Pai Gow Poker is one of the newer casino games. The hand counts, deck size and cards dealt have all increased. The competition has changed and it plays by a different set of house rules depending on the casino. If all the casinos have different sets of house rules then all of the sets cannot be the best option for casino income. So what is the best set of house rules for a Pai Gow dealer? We will use the choose function in its entirety to make a casino profitable and end up in the black.

Tessa Thorsen
Edge Detection with Wavelets

Much work has been done on developing wavelet-based methods of edge detection. Many different methods exist, ranging from the simple to the complex.
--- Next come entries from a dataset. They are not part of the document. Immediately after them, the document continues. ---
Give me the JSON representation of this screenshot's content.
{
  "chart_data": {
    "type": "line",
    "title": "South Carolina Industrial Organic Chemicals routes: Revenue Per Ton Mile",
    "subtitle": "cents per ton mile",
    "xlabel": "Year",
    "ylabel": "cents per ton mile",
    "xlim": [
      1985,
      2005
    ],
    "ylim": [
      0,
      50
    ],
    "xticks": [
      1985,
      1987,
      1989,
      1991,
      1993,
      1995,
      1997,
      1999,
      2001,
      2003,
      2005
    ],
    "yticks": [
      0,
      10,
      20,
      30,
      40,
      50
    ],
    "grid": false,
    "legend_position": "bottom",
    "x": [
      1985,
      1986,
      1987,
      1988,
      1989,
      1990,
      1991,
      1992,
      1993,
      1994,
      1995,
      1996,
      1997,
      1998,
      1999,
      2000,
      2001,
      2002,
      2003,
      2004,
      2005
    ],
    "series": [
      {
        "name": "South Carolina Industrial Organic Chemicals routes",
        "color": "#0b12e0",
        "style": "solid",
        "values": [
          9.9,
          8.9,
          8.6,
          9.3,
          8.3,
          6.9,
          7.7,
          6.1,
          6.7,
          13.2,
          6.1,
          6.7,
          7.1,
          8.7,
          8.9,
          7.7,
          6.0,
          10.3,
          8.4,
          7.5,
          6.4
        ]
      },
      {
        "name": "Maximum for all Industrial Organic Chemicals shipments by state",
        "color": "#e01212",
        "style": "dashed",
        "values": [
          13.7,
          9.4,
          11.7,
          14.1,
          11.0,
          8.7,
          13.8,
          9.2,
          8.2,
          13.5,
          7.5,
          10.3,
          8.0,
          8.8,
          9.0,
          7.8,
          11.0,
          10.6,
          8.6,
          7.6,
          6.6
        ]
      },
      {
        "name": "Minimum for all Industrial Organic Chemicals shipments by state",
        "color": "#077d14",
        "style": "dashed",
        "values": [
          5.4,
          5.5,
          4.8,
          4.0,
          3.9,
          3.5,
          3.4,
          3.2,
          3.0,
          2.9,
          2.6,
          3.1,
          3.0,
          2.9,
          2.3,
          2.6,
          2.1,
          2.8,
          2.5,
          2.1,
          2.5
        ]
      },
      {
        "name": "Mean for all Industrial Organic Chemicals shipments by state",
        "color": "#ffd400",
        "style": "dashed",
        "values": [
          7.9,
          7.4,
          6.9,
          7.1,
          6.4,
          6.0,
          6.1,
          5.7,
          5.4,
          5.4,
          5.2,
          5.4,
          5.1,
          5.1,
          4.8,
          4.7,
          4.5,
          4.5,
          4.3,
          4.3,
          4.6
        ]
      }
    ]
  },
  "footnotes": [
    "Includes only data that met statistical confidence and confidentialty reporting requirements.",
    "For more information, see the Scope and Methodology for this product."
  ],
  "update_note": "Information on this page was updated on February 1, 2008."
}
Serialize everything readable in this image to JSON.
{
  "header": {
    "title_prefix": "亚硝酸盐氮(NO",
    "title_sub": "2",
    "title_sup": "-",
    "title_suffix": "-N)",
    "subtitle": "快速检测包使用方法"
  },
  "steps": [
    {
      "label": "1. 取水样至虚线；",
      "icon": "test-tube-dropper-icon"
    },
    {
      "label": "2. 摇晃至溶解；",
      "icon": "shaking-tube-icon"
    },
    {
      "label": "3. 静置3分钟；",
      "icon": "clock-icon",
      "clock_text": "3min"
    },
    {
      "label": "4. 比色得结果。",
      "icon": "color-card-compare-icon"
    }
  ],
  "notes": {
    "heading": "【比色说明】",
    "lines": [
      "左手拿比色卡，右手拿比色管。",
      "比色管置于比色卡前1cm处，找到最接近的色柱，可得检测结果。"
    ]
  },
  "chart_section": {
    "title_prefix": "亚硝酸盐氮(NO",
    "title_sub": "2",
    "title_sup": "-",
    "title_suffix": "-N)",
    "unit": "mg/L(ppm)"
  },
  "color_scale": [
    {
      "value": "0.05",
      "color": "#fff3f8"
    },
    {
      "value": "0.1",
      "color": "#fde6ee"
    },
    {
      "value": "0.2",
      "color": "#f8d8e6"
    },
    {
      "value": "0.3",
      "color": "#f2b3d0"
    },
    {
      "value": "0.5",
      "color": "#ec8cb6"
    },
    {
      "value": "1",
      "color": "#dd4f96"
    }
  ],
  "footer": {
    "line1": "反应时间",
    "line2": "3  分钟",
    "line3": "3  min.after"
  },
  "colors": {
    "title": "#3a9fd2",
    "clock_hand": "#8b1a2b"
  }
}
We explore four different methods, two very simple and two more advanced, and compare the accuracy of these methods in detecting edges in various images. We find that, although the more sophisticated methods are computationally expensive, they outperform the simple methods and are more robust to noise. Additionally, the sophisticated algorithms are able to distinguish between different types of edges, unlike the simple methods.

Xiaotong Zou
How to Construct a Regular Polygon?

Euclidean Constructions consist of straightedge and compass. In this paper we will prove the famous Gauss Theorem which states that for a regular n-gon to be constructible, n has to be the product of powers of two and distinct Fermat primes. The first direction of the prove involves ideas in group theory and number theory such as field extension, primitive roots, and roots of complex numbers. The other direction uses the Galois Theory.